Ce panorama vous permettra de cerner la spécificité de votre situation, de choisir la méthode d’évaluation la plus pertinente, et de bâtir une estimation solide pour votre entreprise. Avec l’appui de LegalVision, découvrez les points-clés à ne pas négliger :

J/Quelle est la valeur d’une entreprise ? II/ Évaluation de l’actif : valorisation par actif net ajusté III/ Valorisation en fonction de la rentabilité : évaluation par un multiple de résultats IV/ Valorisation en fonction des perspectives d’avenir : prévision des flux de trésorerie

I/ Quelle est la valeur d’une entreprise ?

A) Définition

La valeur d’une entreprise, c’est d’abord sa force financière. Mais elle va au-delà : elle reflète aussi le potentiel à générer des bénéfices, aujourd’hui comme demain. Atteindre une estimation fiable n’est pas chose aisée : il faut composer avec de multiples paramètres.

Pour aboutir à un chiffrage pertinent, il s’agit de considérer :

  • l’historique de la société ;
  • sa situation actuelle ;
  • les perspectives de développement.

En pratique :

Plutôt qu’un chiffre unique, la valeur d’une entreprise se présente souvent comme une fourchette. Cette nuance reflète l’incertitude inhérente à toute projection.

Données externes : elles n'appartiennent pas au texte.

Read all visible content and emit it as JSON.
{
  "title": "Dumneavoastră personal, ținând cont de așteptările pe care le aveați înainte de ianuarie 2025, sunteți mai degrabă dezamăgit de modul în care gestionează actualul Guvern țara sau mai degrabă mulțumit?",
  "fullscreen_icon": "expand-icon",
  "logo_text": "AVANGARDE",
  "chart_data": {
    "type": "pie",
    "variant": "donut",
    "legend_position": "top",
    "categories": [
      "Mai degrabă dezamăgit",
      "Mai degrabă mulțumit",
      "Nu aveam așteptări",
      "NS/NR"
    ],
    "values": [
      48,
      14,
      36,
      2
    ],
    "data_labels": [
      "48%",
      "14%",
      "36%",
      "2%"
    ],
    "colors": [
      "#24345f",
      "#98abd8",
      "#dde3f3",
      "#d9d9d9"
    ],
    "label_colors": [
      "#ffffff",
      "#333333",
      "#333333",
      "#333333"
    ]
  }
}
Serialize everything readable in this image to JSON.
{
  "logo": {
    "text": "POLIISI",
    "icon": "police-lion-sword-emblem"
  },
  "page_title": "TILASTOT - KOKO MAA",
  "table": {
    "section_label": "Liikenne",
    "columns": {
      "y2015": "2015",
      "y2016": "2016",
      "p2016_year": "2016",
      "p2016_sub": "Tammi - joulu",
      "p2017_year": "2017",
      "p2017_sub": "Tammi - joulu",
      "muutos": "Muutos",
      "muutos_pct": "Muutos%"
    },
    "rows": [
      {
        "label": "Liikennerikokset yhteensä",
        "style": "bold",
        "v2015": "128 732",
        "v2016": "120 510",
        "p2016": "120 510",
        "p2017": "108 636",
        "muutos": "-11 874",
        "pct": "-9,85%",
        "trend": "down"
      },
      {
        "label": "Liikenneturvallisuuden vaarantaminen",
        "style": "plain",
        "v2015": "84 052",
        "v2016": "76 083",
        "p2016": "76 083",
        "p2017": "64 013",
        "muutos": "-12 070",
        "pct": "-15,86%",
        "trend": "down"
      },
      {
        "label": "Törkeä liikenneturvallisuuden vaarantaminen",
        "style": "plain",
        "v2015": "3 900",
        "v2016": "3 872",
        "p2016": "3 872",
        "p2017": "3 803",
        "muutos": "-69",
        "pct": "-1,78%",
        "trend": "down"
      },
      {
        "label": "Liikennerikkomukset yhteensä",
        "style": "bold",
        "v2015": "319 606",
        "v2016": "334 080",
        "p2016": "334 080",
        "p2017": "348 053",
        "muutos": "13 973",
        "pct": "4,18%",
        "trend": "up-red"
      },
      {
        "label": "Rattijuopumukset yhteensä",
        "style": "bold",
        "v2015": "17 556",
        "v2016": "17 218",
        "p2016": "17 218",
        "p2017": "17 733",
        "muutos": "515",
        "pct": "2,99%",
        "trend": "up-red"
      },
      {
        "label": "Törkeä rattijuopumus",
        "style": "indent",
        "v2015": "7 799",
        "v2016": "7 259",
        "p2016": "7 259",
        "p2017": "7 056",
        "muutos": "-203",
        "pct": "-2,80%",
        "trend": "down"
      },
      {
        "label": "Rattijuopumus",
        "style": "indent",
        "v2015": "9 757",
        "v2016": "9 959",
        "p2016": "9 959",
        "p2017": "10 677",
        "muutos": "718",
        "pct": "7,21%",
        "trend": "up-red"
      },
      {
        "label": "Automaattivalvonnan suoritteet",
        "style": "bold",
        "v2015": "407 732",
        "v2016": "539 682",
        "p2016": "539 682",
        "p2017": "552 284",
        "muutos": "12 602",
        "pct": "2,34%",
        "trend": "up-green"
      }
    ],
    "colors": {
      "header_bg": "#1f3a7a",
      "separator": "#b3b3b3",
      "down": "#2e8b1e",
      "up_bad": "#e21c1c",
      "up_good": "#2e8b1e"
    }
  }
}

B) Pourquoi définir la valeur ?

Cette estimation sert de socle à toutes les négociations. Le vendeur pose ainsi ses limites, un minimum acceptable, un maximum espéré. L’acheteur, de son côté, s’appuie sur cette base pour formuler une offre cohérente.

Au-delà de la vente, connaître la valeur de l’entreprise permet de préparer une levée de fonds ou d’attirer de nouveaux investisseurs. Cette information oriente aussi les décisions stratégiques et structure le pilotage futur de la société.

Mais comment procéder ? Chaque méthode d’évaluation a ses avantages et ses limites. Il convient donc de choisir celle qui correspond le plus à la réalité de l’entreprise.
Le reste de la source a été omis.